Home price indexes for January were released this week for the U.S. (Case-Shiller) and Canada (Teranet), see chart above. Both home price indexes for both countries equal 100 in January 2000 in the graph. U.S. home prices more than doubled between 2000 and 2006 and peaked at 206.52 in July 2006 when the real estate bubble burst and home prices plunged by 32.4% before hitting bottom in April 2009 at an index level of 139.26. Canadian home prices have more than doubled between 2000 and 2010, and peaked at 204.59 in August 2010, before flattening out over the last six months.
There has been some speculation that the Canadian real estate market is headed for a major correction, here’s an excerpt from yesterday’s WSJ article “Housing Booms North of the Border“:
“As much of the U.S. housing market limps along, home prices north of the border are on a fresh tear, fired up in part by a borrowing binge that has sent Canadians’ debt to record levels—and now higher than their notoriously profligate U.S. neighbors—while income growth pokes along. All that has raised worry at the country’s central bank, which repeatedly has warned about rising debt levels, and among some economists, who say the market is ripe for a correction—maybe a steep one.

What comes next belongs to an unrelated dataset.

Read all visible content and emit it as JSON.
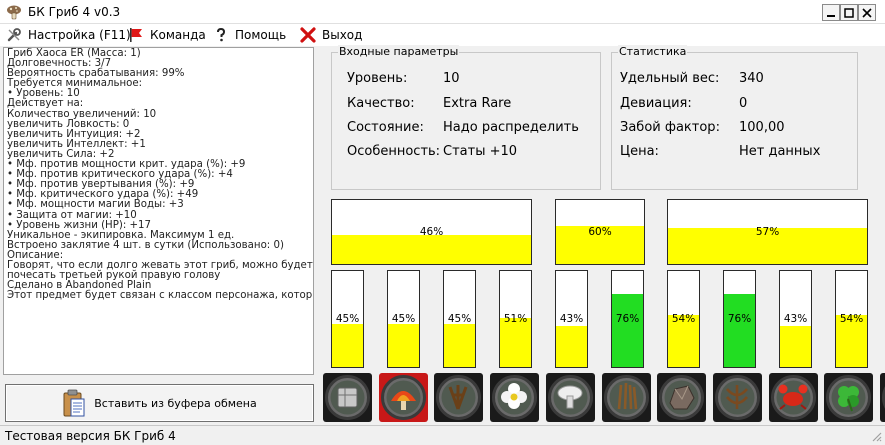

David Madani, Canada economist at Capital Economics, an independent research consultancy based in London, says Canadian housing prices could be in for a 25% drop in the next three years, a correction he says is warranted by the now-inflated ratio of house prices to income. House prices have risen to almost 5.5 times disposable income per worker, well above the long-term historical average of 3.5, he says.”